Ein zurückgezogen lebender Mann aus der Leibnizstraße.
Der Nuthebote. 9. Jahrgang, Februar.
Seite 4.
Die Rehbrücker Leibnizstraße, ehedem Kirschallee, gehörte schon immer zu den ruhigen Teilen von Bergholz-Rehbrücke. Lärm gab es hier bestenfalls durch die Hunde, die fast zu jedem der wenigen Anwesen gehörten. Einer dieser Hunde gehörte Karl Holtz, dessen Häuschen sich mitten im Wald befand. Ein mittelgroßer, schwarzbrauner Mischling mit Namen Hasso, der die wenigen Passanten angriffslustig und ungestüm verbellte und Kinder wie Erwachsene zu dem viel zitierten "großen Bogen" veranlaßte.
Der Halter des Hundes, Karl Holtz, war das komplette Gegenteil. Ein zurückhaltender, nahezu scheu wirkender Mensch, der ganz froh schien, daß ihm jener Hasso zu Zurückgezogenheit und Distanz verhalf. Warum das so war, ließ sich nicht ohne weiteres ergründen. Lag es am Beruf von Karl Holtz oder an dem Gerücht, das ihn umgab. "Der war im Knast, einige Jährchen, allerdings aus politischen Gründen."
Was das hieß, politisch, wußte niemand konkret, darüber wagte man in den 50er und 60er Jahren höchstens in der Familie zu reden. Und für uns Kinder schien die Antwort ohnedies unergründlich. Bestenfalls, daß wir am Sonntagvormittag, wenn wir uns zur Kinderstunde vor dem Radio einfanden, um den Onkel Tobias vom Rias zu hören, die Lautstärke etwas leiser stellten. Karl Holtz jedenfalls wurde durch die Knastgerüchte eher zum Phantom, ein bißchen sogar zum Mythos. Wenn er mit einem Skizzenblock, manchmal auch mit Eimer und Schaufel durch den Wald strich, beobachtete man ihn respektvoll aus der Ferne. Ein großgewachsener, schon älterer Mann mit Brille, der sich nicht umsah und bei seinen Waldspaziergängen einzig Motive zum Malen oder Pflanzen für seinen Garten suchte. Wie ein entlassener Sträfling wirkte er jedenfalls nicht, eher introvertiert. Wobei das Wort introvertiert damals noch nicht in Mode, folglich völlig unbekannt war. Und er wirkte auch nicht wie ein Aufrührer, der auf politische Konflikte aus war.
Natürlich, Karl Holtz war schwerhörig, und jemand der schwerhörig ist, hat zu seiner Umwelt zwangsläufig Distanz. Einen Konflikt gab es dennoch. Einen ganz persönlichen zwischen ihm und mir, den man wohl eher als Mißverständnis bezeichnen kann. Ich hatte in einem lichten Waldstück einen kleinen Garten angelegt, und Karl Holtz fand bei einer seiner Kurzexkursionen durch den Wald Gefallen an den Pflanzen, die ich mit Enthusiasmus eingesetzt hatte. Er grub ein paar aus und trug sie im Eimer davon. Tage später erst fand ich den Mut ihn anzusprechen. Was hieß ansprechen. Da er kein Hörgerät trug, mußte ich schon ziemlich laut werden. Aber immerhin, ein Gefühl namens Peinlichkeit zeichnete alsbald seine Gesichtszüge, und flugs bot er die Rückgabe des irrtümlich geraubten Pflanzengutes an. Ich lehnte spontan ab. Nicht nur, weil es mir jetzt selbst peinlich war, den alten Mann in Verlegenheit gebracht zu haben, sondern weil mein eigenes Gewissen hinsichtlich der Beschaffung jener ausgegrabenen Pflanzen auch nicht ganz rein war.

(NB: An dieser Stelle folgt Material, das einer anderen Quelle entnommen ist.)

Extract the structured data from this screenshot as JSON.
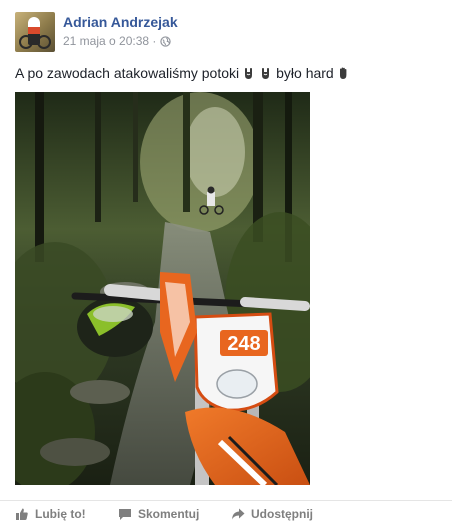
{
  "post": {
    "author": "Adrian Andrzejak",
    "timestamp": "21 maja o 20:38 ·",
    "privacy_icon": "globe-icon",
    "text": "A po zawodach atakowaliśmy potoki",
    "text_tail": "było hard",
    "emojis": [
      "rock-hand-emoji",
      "rock-hand-emoji",
      "waving-hand-emoji"
    ],
    "photo": {
      "description_icon": "motocross-photo",
      "race_number": "248"
    }
  },
  "actions": {
    "like_label": "Lubię to!",
    "comment_label": "Skomentuj",
    "share_label": "Udostępnij"
  },
  "colors": {
    "author_link": "#365899",
    "meta_text": "#90949c",
    "action_text": "#7f7f7f",
    "bike_orange": "#e8661f"
  }
}
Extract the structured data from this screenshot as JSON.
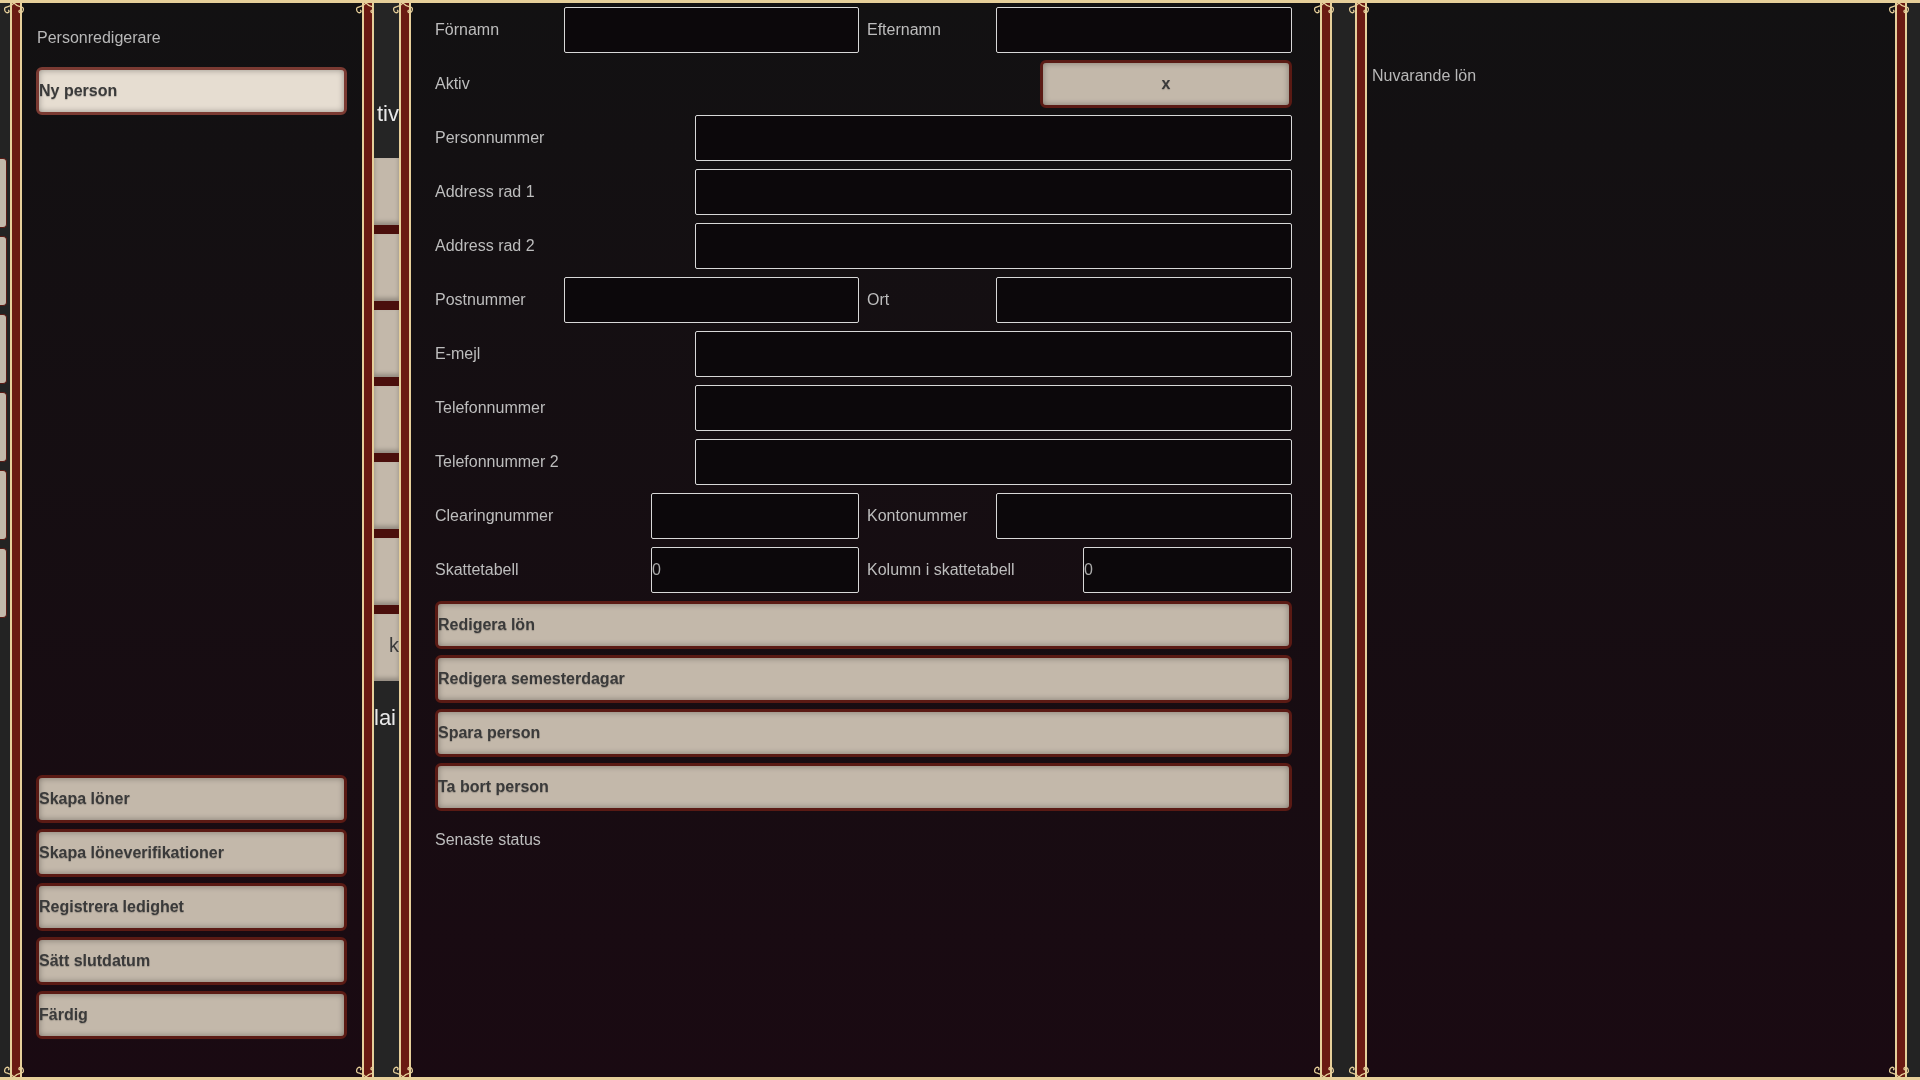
{
  "left_panel": {
    "title": "Personredigerare",
    "persons": [
      {
        "label": "Ny person",
        "selected": true
      }
    ],
    "actions": [
      "Skapa löner",
      "Skapa löneverifikationer",
      "Registrera ledighet",
      "Sätt slutdatum",
      "Färdig"
    ]
  },
  "background_window": {
    "fragments": [
      "tiv",
      "k",
      "lai"
    ]
  },
  "form": {
    "rows": [
      {
        "kind": "pair",
        "fields": [
          {
            "label": "Förnamn"
          },
          {
            "label": "Efternamn"
          }
        ]
      },
      {
        "kind": "toggle",
        "label": "Aktiv",
        "button": "x"
      },
      {
        "kind": "single",
        "label": "Personnummer"
      },
      {
        "kind": "single",
        "label": "Address rad 1"
      },
      {
        "kind": "single",
        "label": "Address rad 2"
      },
      {
        "kind": "pair",
        "fields": [
          {
            "label": "Postnummer"
          },
          {
            "label": "Ort"
          }
        ]
      },
      {
        "kind": "single",
        "label": "E-mejl"
      },
      {
        "kind": "single",
        "label": "Telefonnummer"
      },
      {
        "kind": "single",
        "label": "Telefonnummer 2"
      },
      {
        "kind": "pair",
        "fields": [
          {
            "label": "Clearingnummer"
          },
          {
            "label": "Kontonummer"
          }
        ]
      },
      {
        "kind": "pair",
        "fields": [
          {
            "label": "Skattetabell",
            "value": "0"
          },
          {
            "label": "Kolumn i skattetabell",
            "value": "0"
          }
        ]
      },
      {
        "kind": "button",
        "label": "Redigera lön"
      },
      {
        "kind": "button",
        "label": "Redigera semesterdagar"
      },
      {
        "kind": "button",
        "label": "Spara person"
      },
      {
        "kind": "button",
        "label": "Ta bort person"
      },
      {
        "kind": "text",
        "label": "Senaste status"
      }
    ]
  },
  "right_panel": {
    "title": "Nuvarande lön"
  }
}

Der Vorfall bekam dennoch ein Happyend. Ich fand kurz darauf einen an mich adressierten Umschlag im Briefkasten. Ein Buch des Eulenspiegelverlages befand sich darin. Berliner Geschichten. Und wiewohl das Buch von Karl Schrader und nicht von Karl Holtz illustriert war, hatte es letzterer mit den Worten signiert ...zwecks Gutmachung des, wenn auch unabsichtlich, angetanen Herzeleides - verehrt von Karl Holtz.
Tatsächlich habe ich, obwohl erst zwölf Jahre alt, das Buch mit großem Vergnügen gelesen und fortan eine noch bis heute anhaltende Zuneigung zur satirischen Literatur entwickelt. Karl Holtz jedoch, wenn ich ihm gelegentlich im Wald begegnete, grüßte ich immer mit einem Lächeln, das auch erwidert wurde.